Challenges To Building A Sustainability Mindset

Today, economic cycles bring an inherent challenge to her work. When times are good, the importance of sustainable practices is a much easier conversation. But once corporate profits decline and economic weakness arrives, sustainability is often first in line for a funding cut. Knowing this highlights the importance of the work done in the past 20 years to ingrain sustainability into business and societal consciousness.

“What we’ve been working on for the past many decades is to make it [sustainability] so integral to the way companies and countries are run that you can’t move away from it,” she noted.
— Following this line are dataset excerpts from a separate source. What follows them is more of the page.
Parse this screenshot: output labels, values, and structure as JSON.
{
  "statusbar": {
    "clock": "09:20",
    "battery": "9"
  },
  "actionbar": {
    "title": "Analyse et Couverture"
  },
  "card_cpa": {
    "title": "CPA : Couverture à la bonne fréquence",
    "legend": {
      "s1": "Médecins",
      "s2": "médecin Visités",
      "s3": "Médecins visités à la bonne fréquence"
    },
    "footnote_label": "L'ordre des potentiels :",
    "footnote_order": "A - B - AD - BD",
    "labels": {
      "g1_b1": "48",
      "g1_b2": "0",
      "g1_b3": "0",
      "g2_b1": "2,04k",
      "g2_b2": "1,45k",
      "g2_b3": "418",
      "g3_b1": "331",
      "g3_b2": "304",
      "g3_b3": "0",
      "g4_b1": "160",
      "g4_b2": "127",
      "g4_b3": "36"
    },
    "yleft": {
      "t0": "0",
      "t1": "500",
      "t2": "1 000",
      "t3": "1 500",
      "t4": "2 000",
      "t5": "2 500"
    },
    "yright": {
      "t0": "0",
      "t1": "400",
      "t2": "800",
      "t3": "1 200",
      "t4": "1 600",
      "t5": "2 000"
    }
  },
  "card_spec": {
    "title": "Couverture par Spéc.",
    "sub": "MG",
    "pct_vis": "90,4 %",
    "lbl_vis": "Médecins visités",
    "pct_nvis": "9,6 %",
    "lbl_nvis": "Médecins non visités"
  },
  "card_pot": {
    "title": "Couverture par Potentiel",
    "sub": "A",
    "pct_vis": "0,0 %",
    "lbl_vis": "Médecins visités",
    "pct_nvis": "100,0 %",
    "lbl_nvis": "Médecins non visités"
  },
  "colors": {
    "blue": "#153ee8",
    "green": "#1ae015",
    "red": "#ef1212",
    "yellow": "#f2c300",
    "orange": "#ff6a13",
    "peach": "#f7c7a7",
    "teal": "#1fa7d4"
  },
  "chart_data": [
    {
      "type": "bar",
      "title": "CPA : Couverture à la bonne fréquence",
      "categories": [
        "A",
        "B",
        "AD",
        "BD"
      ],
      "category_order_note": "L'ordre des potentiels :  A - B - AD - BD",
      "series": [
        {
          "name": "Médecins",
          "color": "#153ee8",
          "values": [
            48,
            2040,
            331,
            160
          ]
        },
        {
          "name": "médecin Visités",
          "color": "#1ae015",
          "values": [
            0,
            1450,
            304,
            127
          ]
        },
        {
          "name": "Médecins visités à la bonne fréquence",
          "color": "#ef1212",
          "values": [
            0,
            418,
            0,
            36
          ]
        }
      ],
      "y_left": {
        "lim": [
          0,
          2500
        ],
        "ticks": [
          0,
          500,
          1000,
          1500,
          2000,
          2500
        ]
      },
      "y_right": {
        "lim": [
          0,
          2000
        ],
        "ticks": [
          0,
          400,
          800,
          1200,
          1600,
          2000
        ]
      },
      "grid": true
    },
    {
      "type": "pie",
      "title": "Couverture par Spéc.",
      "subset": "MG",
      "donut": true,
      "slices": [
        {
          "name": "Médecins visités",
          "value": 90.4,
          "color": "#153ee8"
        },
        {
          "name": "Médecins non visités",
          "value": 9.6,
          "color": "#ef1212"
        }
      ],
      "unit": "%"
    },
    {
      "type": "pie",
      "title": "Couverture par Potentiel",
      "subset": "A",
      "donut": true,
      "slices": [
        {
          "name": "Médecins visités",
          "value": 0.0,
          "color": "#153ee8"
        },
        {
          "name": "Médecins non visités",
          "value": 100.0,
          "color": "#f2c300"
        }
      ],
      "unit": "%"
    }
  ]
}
Great examples exist today in moves like the U.S. Inflation Reduction Act promoting renewable investments. Additionally, regulators and investors in many countries now mandate companies to have climate plans. That said, there’s clearly no room for complacency either.

“I think we’re starting to see something written into the DNA of countries,” she added. “But still, if suddenly there’s a big downturn, we know what happens. I think it’s a situation where you feel like you don’t have the luxury to take your foot off the pedal, and now this is more important than ever.”